I think a more realistic approach would be to target the airlines that are serving the island for to support a replanting scheme rather paying millions to have their aeroplanes decorated in Premiership football teams and other multinationals advertising than the traveller’s who is not in the position to use any other alternative means to get around.
I fully endorse what you are trying to do but the problems go deeper than aircraft emissions.
Unristricted and uncontrolled oil Palm plantations, deliberate slash and burn policies in Indonesia, illegal logging and corruption has long been a very big problem across Borneo,
Borneo has Lost 30 Percent of Its Forest in the Past 40 Years and 50% in the last 60 years
Borneo’s tropical forests have been felled at twice the rate as the rest of the world’s a few replacement trees are never going to replace the Rainforest, Wildlife and flora species that’s already been lost forever.
Thank you for your comment. We’d really like to target airlines that are serving the island to support Regrow Borneo.
Limiting climate change requires substantial and sustained reductions of greenhouse gas emissions, of which emissions related to flying contribute to. Options to limit air travel emissions by reducing the distance travelled, switching travel model and using alternative modes of communication are always preferred. However, sometimes individuals will have to fly, whether this is for work or for leisure. An individual will be able to determine how essential their air travel is.
Regrow Borneo was created to help reduce the impact of CO2 emitted during air travel. However, Regrow Borneo accepts donations from any organisation and any individual who may want to balance the carbon they produce by flying or donate to a cause that will help improve biodiversity and sustain local livelihoods in Borneo.
We agree that often the problem goes deeper than aircraft emissions. October 2019 – October 2020 will be a pilot year to test value of donations and project structures. We will encourage donations when individuals fly. When we meet our target donations we will begin our reforestation project within the Lower Kinabatangan Wildlife Sanctuary. We have nurseries of native tree species ready to plant.
If we succeed in our pilot year we may look at expanding Regrow Borneo to tackle other issues.
Hi.
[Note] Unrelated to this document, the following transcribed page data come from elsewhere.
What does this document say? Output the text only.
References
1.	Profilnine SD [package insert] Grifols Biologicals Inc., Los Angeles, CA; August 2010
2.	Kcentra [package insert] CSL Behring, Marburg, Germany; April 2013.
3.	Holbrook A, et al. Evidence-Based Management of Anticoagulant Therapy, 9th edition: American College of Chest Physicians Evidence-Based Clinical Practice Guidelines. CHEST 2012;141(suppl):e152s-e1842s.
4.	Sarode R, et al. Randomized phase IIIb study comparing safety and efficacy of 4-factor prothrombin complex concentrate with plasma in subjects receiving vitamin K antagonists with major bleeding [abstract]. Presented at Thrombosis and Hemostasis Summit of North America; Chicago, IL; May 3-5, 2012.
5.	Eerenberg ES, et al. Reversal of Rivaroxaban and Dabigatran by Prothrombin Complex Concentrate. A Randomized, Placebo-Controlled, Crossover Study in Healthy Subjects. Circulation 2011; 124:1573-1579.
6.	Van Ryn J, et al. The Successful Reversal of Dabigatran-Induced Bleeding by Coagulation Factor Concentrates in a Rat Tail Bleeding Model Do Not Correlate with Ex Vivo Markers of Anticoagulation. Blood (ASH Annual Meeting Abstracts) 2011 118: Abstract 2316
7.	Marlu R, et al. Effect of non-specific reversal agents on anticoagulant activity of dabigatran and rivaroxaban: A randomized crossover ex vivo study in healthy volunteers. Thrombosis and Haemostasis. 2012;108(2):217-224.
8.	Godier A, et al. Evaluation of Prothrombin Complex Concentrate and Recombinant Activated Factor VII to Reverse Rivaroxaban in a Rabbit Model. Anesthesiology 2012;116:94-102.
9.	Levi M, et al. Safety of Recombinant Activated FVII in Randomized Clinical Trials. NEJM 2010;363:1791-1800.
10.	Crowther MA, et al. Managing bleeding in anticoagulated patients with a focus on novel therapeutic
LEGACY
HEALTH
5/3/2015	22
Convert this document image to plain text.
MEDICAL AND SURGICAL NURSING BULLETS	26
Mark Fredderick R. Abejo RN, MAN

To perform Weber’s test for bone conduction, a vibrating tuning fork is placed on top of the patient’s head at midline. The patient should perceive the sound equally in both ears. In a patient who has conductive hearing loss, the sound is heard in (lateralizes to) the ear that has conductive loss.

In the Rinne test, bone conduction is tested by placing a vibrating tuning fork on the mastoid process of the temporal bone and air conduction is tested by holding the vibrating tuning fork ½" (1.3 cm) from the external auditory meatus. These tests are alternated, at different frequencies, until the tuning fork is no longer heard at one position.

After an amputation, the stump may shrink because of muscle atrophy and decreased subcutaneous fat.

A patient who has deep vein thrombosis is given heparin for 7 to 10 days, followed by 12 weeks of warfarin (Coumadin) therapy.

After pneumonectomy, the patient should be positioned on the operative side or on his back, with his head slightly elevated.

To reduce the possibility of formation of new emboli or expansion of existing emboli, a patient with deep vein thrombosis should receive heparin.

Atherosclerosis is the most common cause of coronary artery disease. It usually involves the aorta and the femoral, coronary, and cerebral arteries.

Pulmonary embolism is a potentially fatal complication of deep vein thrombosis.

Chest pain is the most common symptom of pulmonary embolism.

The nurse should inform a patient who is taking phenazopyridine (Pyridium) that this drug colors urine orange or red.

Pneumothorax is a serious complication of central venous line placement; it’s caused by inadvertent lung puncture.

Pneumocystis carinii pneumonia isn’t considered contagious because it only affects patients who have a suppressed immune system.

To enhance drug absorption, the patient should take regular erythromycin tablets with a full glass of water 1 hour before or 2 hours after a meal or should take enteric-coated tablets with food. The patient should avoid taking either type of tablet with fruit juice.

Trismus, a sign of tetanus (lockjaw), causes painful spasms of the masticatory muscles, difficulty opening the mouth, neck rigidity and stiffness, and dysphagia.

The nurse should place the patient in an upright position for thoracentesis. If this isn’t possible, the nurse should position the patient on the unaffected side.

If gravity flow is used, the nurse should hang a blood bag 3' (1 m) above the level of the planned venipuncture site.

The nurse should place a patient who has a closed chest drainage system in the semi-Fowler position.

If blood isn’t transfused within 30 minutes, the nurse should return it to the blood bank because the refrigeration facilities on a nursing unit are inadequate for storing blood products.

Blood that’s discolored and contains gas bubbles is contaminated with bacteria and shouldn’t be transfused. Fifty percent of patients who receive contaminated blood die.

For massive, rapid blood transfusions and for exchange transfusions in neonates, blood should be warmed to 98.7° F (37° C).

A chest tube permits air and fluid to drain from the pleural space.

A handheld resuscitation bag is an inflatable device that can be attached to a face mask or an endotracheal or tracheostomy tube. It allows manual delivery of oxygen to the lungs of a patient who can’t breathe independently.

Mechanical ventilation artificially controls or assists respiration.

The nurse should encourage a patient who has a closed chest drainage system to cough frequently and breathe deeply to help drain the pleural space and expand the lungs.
This looks like an excellent idea, and should be something that could be spread far beyond Cardiff. What control does the project have over the land that is planted up? Who owns the land? Will the forest be managed in perpetuity?
Thanks, we hope the project spreads far beyond Cardiff. Any land replanted will be in areas of the Lower Kinabatangan Wildlife Sanctuary or within the Forest Reserves. Danau Girang Field Centre will be responsible for identifying priority areas that we can help restore. These areas provide protected enforcement. We currently have two sites: one that would enhance connectivity (Sawit Kinabalu) and one that is going to focus on some highly degraded peatland area within Pin Supu FR.